AM At The Movies: ‘Welcome To Me’

Above: Kristen Wiig plays a mentally unbalanced lottery winner in 'Welcome To Me'

Shira Piven’s Welcome To Me is a character piece that fails to reach its full potential. Frustratingly clunky, the film’s ultimate saving grace is Kristen Wiig’s central performance as Alice Klieg, the lottery winner battling multiple personality disorder.

86 million dollars richer, Wiig’s Oprah-obsessive Kileg buys her own television show at a struggling network, which quickly becomes a public broadcast of her unraveling mental state. The film’s plot is disappointingly clunky and seems stuck in scenic purgatory. We are never really sure if the 100 episode run of her living experiment, the titular ‘Welcome To Me’ talk show, is truly therapeutic or brutally damaging for any of the characters. Klieg’s increasing demands simply aren’t enough to raise the stakes and affect the world around her. The plot is dragging, latching onto more exposition than execution. Relatively early on, it was easy to invest into the film’s show within the picture, ‘Welcome To Me’ more into the actual narrative itself.

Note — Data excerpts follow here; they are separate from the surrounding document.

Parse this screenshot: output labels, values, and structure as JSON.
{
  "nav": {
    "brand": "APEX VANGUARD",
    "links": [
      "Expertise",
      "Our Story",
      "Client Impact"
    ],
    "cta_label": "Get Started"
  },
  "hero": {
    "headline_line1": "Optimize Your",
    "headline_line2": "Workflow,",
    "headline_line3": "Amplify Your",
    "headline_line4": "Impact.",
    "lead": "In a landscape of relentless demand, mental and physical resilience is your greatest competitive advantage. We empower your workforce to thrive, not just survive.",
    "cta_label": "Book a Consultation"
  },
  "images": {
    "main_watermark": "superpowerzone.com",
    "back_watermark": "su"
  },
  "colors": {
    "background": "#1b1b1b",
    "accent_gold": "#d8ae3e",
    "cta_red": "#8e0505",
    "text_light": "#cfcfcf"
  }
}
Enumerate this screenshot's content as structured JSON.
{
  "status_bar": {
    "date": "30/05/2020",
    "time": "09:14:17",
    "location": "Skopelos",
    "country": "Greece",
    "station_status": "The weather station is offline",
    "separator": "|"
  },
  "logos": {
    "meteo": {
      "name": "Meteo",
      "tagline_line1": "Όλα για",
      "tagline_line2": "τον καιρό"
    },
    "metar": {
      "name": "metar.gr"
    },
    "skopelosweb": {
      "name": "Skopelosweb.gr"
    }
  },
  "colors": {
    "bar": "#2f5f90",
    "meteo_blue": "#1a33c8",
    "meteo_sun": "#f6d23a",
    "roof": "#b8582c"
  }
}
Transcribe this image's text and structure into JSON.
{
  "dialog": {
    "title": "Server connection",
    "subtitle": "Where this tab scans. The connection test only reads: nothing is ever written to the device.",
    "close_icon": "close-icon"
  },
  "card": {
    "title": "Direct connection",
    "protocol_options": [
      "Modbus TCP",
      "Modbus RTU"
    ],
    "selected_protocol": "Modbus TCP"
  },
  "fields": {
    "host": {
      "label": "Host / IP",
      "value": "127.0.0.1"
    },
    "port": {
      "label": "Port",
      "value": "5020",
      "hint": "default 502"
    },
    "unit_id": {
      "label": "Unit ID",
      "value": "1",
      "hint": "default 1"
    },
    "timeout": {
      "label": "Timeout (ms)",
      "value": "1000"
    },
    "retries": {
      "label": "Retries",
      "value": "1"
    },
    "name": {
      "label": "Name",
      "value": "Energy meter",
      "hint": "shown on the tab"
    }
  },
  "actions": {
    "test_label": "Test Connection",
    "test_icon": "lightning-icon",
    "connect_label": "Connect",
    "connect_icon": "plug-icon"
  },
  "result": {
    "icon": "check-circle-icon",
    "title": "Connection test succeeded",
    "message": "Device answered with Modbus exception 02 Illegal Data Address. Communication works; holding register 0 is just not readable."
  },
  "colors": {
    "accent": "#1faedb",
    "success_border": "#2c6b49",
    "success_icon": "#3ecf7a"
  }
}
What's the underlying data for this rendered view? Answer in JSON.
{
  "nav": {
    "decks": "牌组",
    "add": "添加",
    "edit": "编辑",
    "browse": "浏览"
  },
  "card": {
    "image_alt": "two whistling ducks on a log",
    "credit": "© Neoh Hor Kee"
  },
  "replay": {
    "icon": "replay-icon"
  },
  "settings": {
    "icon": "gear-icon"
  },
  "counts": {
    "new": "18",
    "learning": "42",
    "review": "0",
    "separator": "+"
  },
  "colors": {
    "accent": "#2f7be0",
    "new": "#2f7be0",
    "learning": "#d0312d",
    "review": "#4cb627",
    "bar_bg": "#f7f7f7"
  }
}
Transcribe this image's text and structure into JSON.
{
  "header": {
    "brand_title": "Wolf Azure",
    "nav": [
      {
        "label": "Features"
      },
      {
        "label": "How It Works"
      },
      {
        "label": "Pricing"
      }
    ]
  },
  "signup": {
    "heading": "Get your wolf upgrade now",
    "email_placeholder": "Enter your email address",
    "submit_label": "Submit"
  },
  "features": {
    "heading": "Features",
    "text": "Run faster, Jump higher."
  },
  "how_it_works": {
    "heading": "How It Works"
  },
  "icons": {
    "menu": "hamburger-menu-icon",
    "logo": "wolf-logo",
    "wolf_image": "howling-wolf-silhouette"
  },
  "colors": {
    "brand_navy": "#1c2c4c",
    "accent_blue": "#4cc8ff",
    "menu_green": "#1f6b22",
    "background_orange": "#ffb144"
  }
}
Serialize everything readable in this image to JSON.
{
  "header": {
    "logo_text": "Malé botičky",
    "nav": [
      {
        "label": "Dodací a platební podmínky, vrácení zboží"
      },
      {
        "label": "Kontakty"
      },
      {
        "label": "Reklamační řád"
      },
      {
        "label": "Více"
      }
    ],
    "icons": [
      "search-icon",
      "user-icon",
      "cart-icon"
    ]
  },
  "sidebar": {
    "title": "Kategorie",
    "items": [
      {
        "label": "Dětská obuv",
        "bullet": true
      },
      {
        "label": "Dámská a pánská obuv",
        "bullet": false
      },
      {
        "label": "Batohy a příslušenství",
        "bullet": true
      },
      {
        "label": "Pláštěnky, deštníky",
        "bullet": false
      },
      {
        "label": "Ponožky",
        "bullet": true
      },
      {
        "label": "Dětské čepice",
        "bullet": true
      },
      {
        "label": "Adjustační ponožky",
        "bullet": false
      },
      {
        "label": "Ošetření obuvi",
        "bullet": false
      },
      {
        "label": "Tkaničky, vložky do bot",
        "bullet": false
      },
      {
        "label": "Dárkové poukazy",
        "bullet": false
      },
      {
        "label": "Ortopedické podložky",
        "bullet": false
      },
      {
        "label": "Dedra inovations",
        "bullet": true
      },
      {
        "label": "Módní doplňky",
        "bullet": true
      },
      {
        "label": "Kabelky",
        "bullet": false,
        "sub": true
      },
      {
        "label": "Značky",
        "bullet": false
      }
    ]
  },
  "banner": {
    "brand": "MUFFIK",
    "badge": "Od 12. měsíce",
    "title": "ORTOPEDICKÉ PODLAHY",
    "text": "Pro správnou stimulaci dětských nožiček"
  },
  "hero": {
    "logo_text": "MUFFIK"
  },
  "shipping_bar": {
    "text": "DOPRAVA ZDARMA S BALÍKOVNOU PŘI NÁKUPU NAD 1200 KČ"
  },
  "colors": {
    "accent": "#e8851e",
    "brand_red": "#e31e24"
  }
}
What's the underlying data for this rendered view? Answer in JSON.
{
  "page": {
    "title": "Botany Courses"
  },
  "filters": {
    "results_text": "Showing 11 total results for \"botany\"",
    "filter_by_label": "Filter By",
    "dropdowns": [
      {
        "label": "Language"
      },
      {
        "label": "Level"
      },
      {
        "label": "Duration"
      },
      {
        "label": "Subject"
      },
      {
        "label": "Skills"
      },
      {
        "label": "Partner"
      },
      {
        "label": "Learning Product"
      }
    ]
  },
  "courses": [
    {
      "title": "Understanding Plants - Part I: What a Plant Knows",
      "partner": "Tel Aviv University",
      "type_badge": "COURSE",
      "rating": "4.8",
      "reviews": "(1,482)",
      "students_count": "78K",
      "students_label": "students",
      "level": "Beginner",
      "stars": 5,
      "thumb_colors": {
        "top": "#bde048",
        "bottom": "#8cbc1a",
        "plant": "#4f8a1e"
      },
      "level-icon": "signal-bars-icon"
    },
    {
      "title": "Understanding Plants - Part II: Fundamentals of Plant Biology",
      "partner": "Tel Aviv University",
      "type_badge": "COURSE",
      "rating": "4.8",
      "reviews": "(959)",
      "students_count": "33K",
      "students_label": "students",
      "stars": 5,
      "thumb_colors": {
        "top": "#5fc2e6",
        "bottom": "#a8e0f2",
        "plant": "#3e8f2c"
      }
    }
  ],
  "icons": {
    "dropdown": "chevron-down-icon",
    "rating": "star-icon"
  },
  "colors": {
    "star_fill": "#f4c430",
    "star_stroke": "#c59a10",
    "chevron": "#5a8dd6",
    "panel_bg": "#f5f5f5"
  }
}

Over the last few years, Kristen Wiig has wasted no time veering into the type of dramatic roles comedians work their whole careers vying for. Her obvious talent is what kept her in high demand since coming off of her seven year stint on Saturday Night Live. For fans, It really shouldn’t come as any surprise that Wiig is more than capable of making Klieg a multi-dimensional and heartbreakingly relatable character. The character depth ends there however. James Marsden, Linda Cardellini, Joan Cusack, and Tim Robbins are seasoned actors, but the writing makes interactions fairly one-note. When Cardellini’s Gina finally breaks her endless stream of support, it is offputting in its plot-driven laziness. All too frequently, we know what’s around the corner in Welcome To Me. We expect things to happen, and then a shorter and more boring version of that expectation is given to us.

Wiig’s grace is reason alone to sit with this film, but unfortunately for her performance, we can’t enjoy Welcome To Me in its entirety.